A intervenção cultural, “através da irrupção de configurações inovadoras de
sentido que arrasta, intervém efectivamente no estabelecimento de redes de acção
comunicacional que, em princípio, alargam o campo de compreensão dos possíveis e
apoiam o movimento dos sujeitos para se libertarem da dominação – expandindo as
„oportunidades de poder dizer e contra-dizer‟, criando „distância de emancipação‟,
mobilizando, em suma, energias e recursos político-comunicacionais recalcados” (Pinto,
1995: 201-2). Através do desempenho dos Serviços Educativos, a recepção não se
limita ao consumo ocasional de produtos-já-feitos, mas acompanha, „por dentro‟, as
24
Torna-se claro que a tríade associações, jovens e estudantes é fundamental, mas por outro lado é
também imprescindível atender a segmentos da procura e a públicos urbanos que não se reduzem aos
mencionados.
6º Congresso SOPCOM 2990
condições e os processos de produção cultural, os bastidores, as técnicas, os ensaios,
etc.
Em articulação com os organismos que trabalham em áreas sociais específicas,
abre-se ainda mais o leque de possibilidades de actuação: junto de desempregados, da
terceira idade, de grupos de risco, emigrantes, doentes e deficientes graves, ou seja, dos
excluídos. “Servem estas observações para nos fazerem compreender a excepcional
delicadeza de que se há-de revestir a concepção e aplicação de projectos de animação
cultural em espaços socialmente desqualificados. Além de terem de „gerir‟ a
complexidade inerente à heterogeneidade social dos públicos-alvo, compete-lhes
tentarem inserir-se de forma virtuosa em processos de recomposição identitária que
globalmente visem o combate à exclusão social” (Pinto, 1995: 205).
A aposta passa também pelos grupos de amigos e pelo voluntariado, pelo
trabalho prolongado ao longo do tempo.
“Importa reunir uma série de recursos: técnicos especializados, em particular
animadores/mediadores socioculturais, disseminados pelos espaços-tempos de
sociabilidade e de aprendizagem (nomeadamente as escolas e as associações) e
funcionando em rede; artistas dispostos a dialogarem e a desmistificarem a „aura‟
supostamente inacessível da criação; equipamentos com departamentos educativos
activos; domínio das problemáticas da diversidade cultural; abdicação de qualquer
„ponto de vista soberano‟, patente na tentação, tantas vezes implícita, de transmitir a
„boa e verdadeira cultura‟ ou, de um outro ângulo, as „boas maneiras‟ de se ser
espectador ou elemento de um público” (Lopes, 2003: 10).

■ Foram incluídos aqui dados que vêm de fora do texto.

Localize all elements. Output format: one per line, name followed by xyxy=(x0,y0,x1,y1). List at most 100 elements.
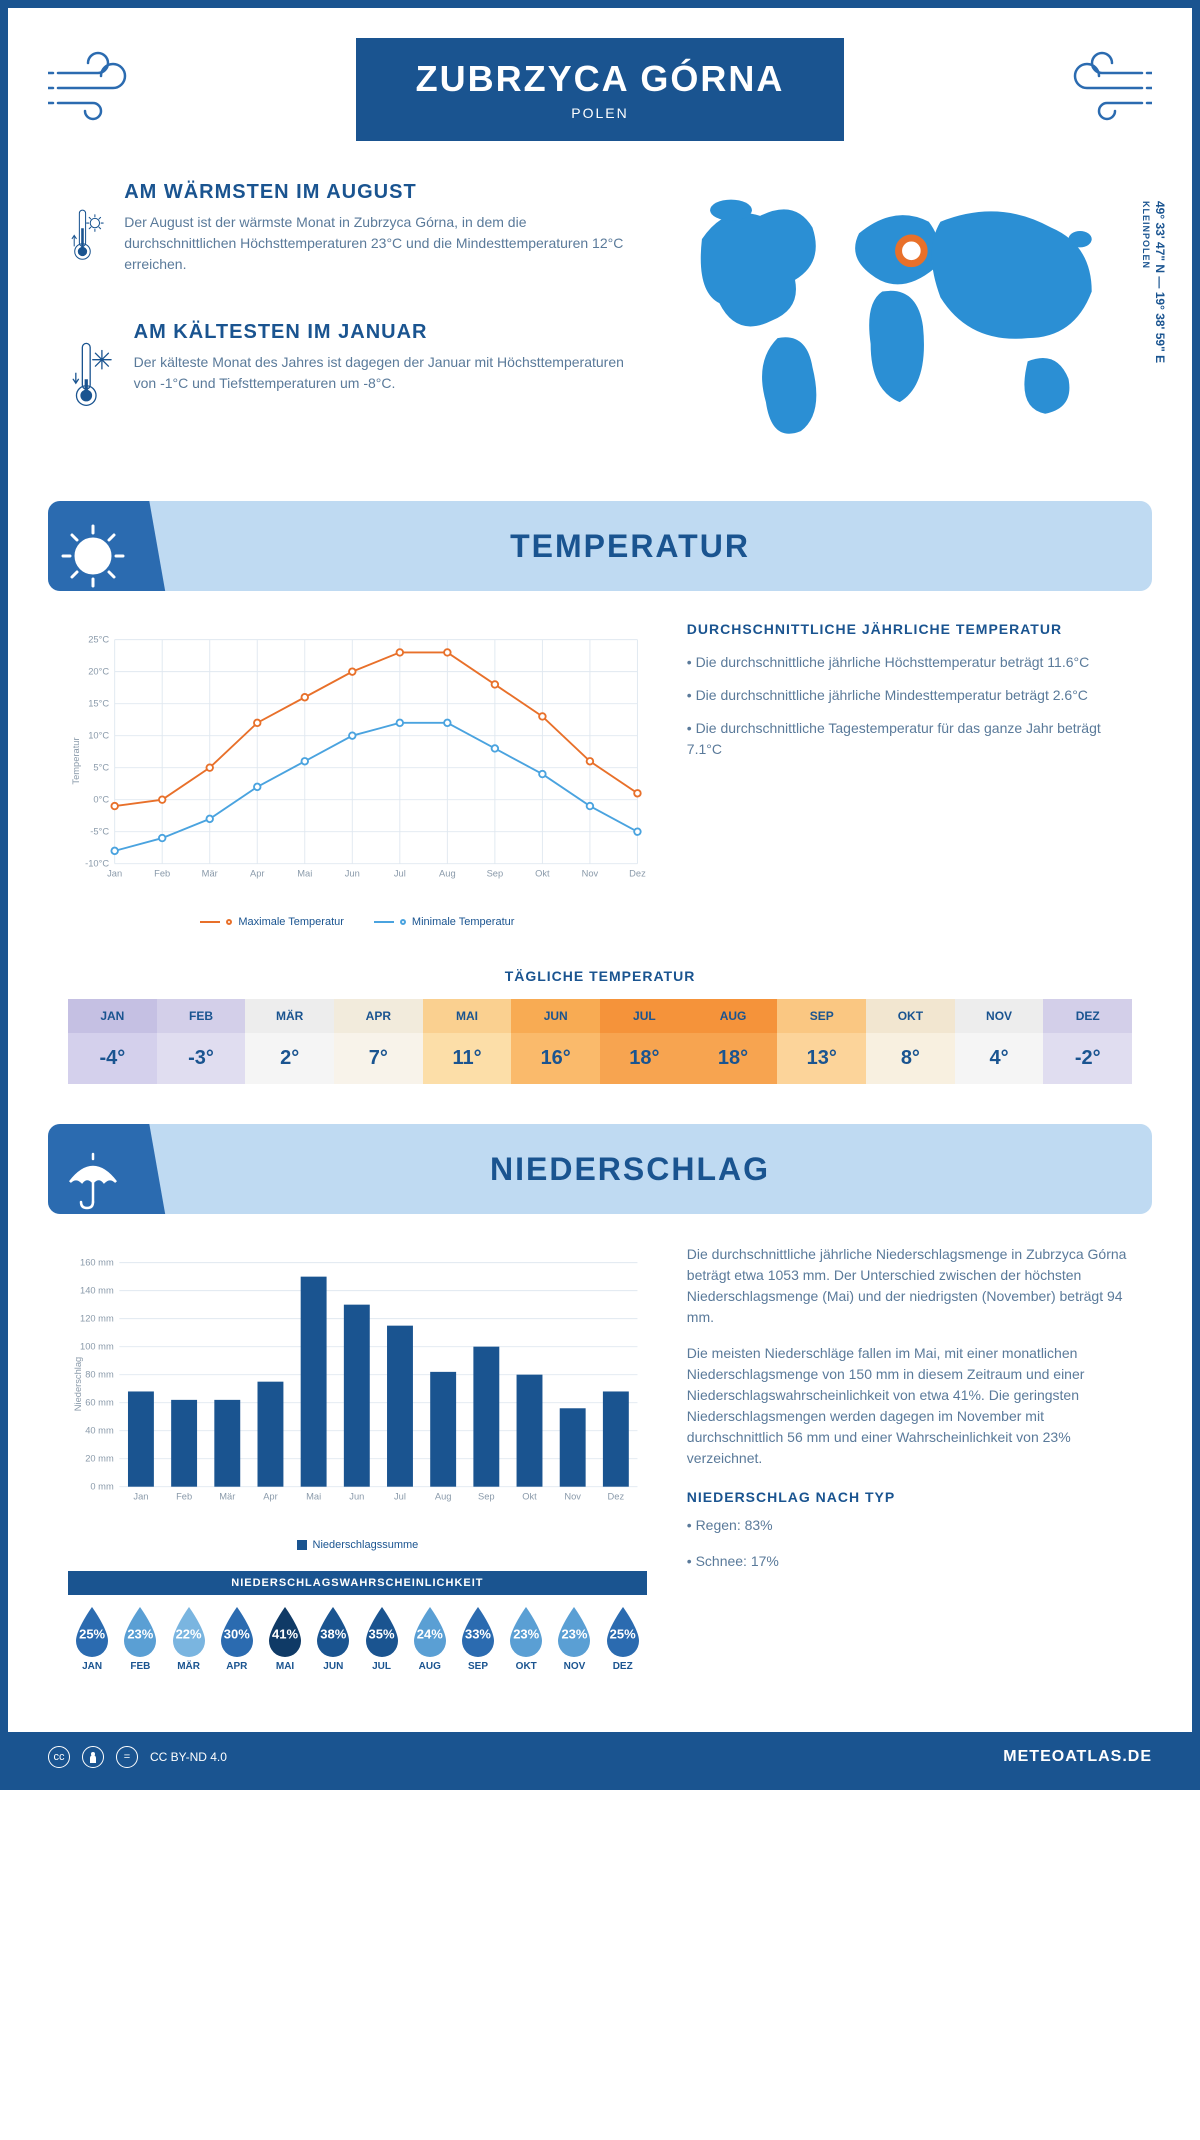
precip-snow: • Schnee: 17% xyxy=(687,1551,1132,1572)
svg-text:140 mm: 140 mm xyxy=(80,1285,114,1295)
svg-text:25°C: 25°C xyxy=(88,634,109,644)
month-cell: DEZ -2° xyxy=(1043,999,1132,1084)
drop-cell: 33% SEP xyxy=(454,1605,502,1672)
drop-cell: 23% NOV xyxy=(550,1605,598,1672)
line-chart-wrap: -10°C-5°C0°C5°C10°C15°C20°C25°CJanFebMär… xyxy=(68,621,647,928)
svg-text:20 mm: 20 mm xyxy=(85,1453,114,1463)
svg-text:Temperatur: Temperatur xyxy=(71,737,81,784)
svg-text:Jun: Jun xyxy=(349,1492,364,1502)
svg-text:Aug: Aug xyxy=(435,1492,452,1502)
location-country: POLEN xyxy=(416,105,785,121)
month-cell: JUN 16° xyxy=(511,999,600,1084)
thermometer-hot-icon xyxy=(68,181,104,291)
svg-text:Dez: Dez xyxy=(629,869,646,879)
svg-text:Feb: Feb xyxy=(154,869,170,879)
svg-text:Jan: Jan xyxy=(107,869,122,879)
temperature-content: -10°C-5°C0°C5°C10°C15°C20°C25°CJanFebMär… xyxy=(8,591,1192,958)
umbrella-icon xyxy=(48,1124,170,1214)
svg-text:20°C: 20°C xyxy=(88,666,109,676)
coldest-title: AM KÄLTESTEN IM JANUAR xyxy=(134,321,627,344)
by-icon xyxy=(82,1746,104,1768)
month-cell: OKT 8° xyxy=(866,999,955,1084)
svg-text:80 mm: 80 mm xyxy=(85,1369,114,1379)
precipitation-title: NIEDERSCHLAG xyxy=(108,1151,1152,1188)
svg-text:Sep: Sep xyxy=(478,1492,495,1502)
svg-text:Feb: Feb xyxy=(176,1492,192,1502)
precipitation-probability: NIEDERSCHLAGSWAHRSCHEINLICHKEIT 25% JAN … xyxy=(68,1571,647,1682)
drop-cell: 23% OKT xyxy=(502,1605,550,1672)
svg-text:Nov: Nov xyxy=(582,869,599,879)
drop-cell: 25% DEZ xyxy=(599,1605,647,1672)
svg-text:100 mm: 100 mm xyxy=(80,1341,114,1351)
drop-cell: 35% JUL xyxy=(357,1605,405,1672)
svg-text:Jul: Jul xyxy=(394,1492,406,1502)
bar-chart-wrap: 0 mm 20 mm 40 mm 60 mm 80 mm 100 mm 120 mm 140 … xyxy=(68,1244,647,1682)
temperature-section-header: TEMPERATUR xyxy=(48,501,1152,591)
temp-bullet: • Die durchschnittliche Tagestemperatur … xyxy=(687,718,1132,760)
precipitation-info: Die durchschnittliche jährliche Niedersc… xyxy=(687,1244,1132,1682)
page-container: ZUBRZYCA GÓRNA POLEN xyxy=(0,0,1200,1790)
warmest-title: AM WÄRMSTEN IM AUGUST xyxy=(124,181,626,204)
precip-prob-title: NIEDERSCHLAGSWAHRSCHEINLICHKEIT xyxy=(68,1571,647,1595)
svg-text:Okt: Okt xyxy=(522,1492,537,1502)
svg-text:40 mm: 40 mm xyxy=(85,1425,114,1435)
intro-section: AM WÄRMSTEN IM AUGUST Der August ist der… xyxy=(8,161,1192,501)
wind-icon xyxy=(1042,48,1152,128)
coords-region: KLEINPOLEN xyxy=(1141,201,1151,269)
daily-temp-grid: JAN -4° FEB -3° MÄR 2° APR 7° MAI 11° JU… xyxy=(68,999,1132,1084)
drop-cell: 23% FEB xyxy=(116,1605,164,1672)
coordinates: 49° 33' 47" N — 19° 38' 59" E KLEINPOLEN xyxy=(1139,201,1167,363)
intro-right: 49° 33' 47" N — 19° 38' 59" E KLEINPOLEN xyxy=(667,181,1132,461)
coldest-block: AM KÄLTESTEN IM JANUAR Der kälteste Mona… xyxy=(68,321,627,431)
line-chart-legend: Maximale Temperatur Minimale Temperatur xyxy=(68,916,647,928)
svg-text:60 mm: 60 mm xyxy=(85,1397,114,1407)
svg-text:Jan: Jan xyxy=(133,1492,148,1502)
probability-drops: 25% JAN 23% FEB 22% MÄR 30% APR xyxy=(68,1595,647,1682)
daily-temperature: TÄGLICHE TEMPERATUR JAN -4° FEB -3° MÄR … xyxy=(8,958,1192,1124)
wind-icon xyxy=(48,48,158,128)
precip-type-title: NIEDERSCHLAG NACH TYP xyxy=(687,1489,1132,1505)
month-cell: MÄR 2° xyxy=(245,999,334,1084)
drop-cell: 30% APR xyxy=(213,1605,261,1672)
svg-text:Dez: Dez xyxy=(608,1492,625,1502)
svg-text:Niederschlag: Niederschlag xyxy=(73,1357,83,1411)
location-title: ZUBRZYCA GÓRNA xyxy=(416,58,785,100)
svg-text:Mär: Mär xyxy=(219,1492,235,1502)
temp-bullet: • Die durchschnittliche jährliche Höchst… xyxy=(687,652,1132,673)
svg-text:Okt: Okt xyxy=(535,869,550,879)
svg-text:Apr: Apr xyxy=(250,869,265,879)
svg-text:Jun: Jun xyxy=(345,869,360,879)
precip-p1: Die durchschnittliche jährliche Niedersc… xyxy=(687,1244,1132,1328)
cc-icon: cc xyxy=(48,1746,70,1768)
svg-text:120 mm: 120 mm xyxy=(80,1313,114,1323)
legend-precip: Niederschlagssumme xyxy=(313,1539,419,1551)
warmest-block: AM WÄRMSTEN IM AUGUST Der August ist der… xyxy=(68,181,627,291)
world-map-icon xyxy=(667,181,1132,437)
footer-brand: METEOATLAS.DE xyxy=(1003,1748,1152,1766)
svg-text:Mai: Mai xyxy=(297,869,312,879)
drop-cell: 38% JUN xyxy=(309,1605,357,1672)
svg-text:0°C: 0°C xyxy=(93,794,109,804)
bar-chart-legend: Niederschlagssumme xyxy=(68,1539,647,1551)
precipitation-content: 0 mm 20 mm 40 mm 60 mm 80 mm 100 mm 120 mm 140 … xyxy=(8,1214,1192,1712)
drop-cell: 24% AUG xyxy=(406,1605,454,1672)
svg-text:Nov: Nov xyxy=(564,1492,581,1502)
header: ZUBRZYCA GÓRNA POLEN xyxy=(8,8,1192,161)
svg-text:15°C: 15°C xyxy=(88,698,109,708)
license-label: CC BY-ND 4.0 xyxy=(150,1750,227,1764)
month-cell: AUG 18° xyxy=(689,999,778,1084)
month-cell: NOV 4° xyxy=(955,999,1044,1084)
svg-text:Aug: Aug xyxy=(439,869,456,879)
temp-bullet: • Die durchschnittliche jährliche Mindes… xyxy=(687,685,1132,706)
svg-text:Apr: Apr xyxy=(263,1492,278,1502)
svg-text:0 mm: 0 mm xyxy=(90,1481,114,1491)
svg-text:Mai: Mai xyxy=(306,1492,321,1502)
drop-cell: 22% MÄR xyxy=(164,1605,212,1672)
precip-rain: • Regen: 83% xyxy=(687,1515,1132,1536)
svg-text:Mär: Mär xyxy=(202,869,218,879)
svg-text:10°C: 10°C xyxy=(88,730,109,740)
coords-main: 49° 33' 47" N — 19° 38' 59" E xyxy=(1153,201,1167,363)
temperature-title: TEMPERATUR xyxy=(108,528,1152,565)
footer: cc = CC BY-ND 4.0 METEOATLAS.DE xyxy=(8,1732,1192,1782)
drop-cell: 41% MAI xyxy=(261,1605,309,1672)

Trata-se no fundo de redimensionar o conceito de público e dar-lhe a
abrangência suficiente para contemplar não só os visitantes e espectadores dos teatros,
mas também todos os que lhes correspondem em termos das dinâmicas locais e
regionais, estamos a falar de escolas, associações e cooperativas locais, bem como
criadores e estruturas de criação e produção.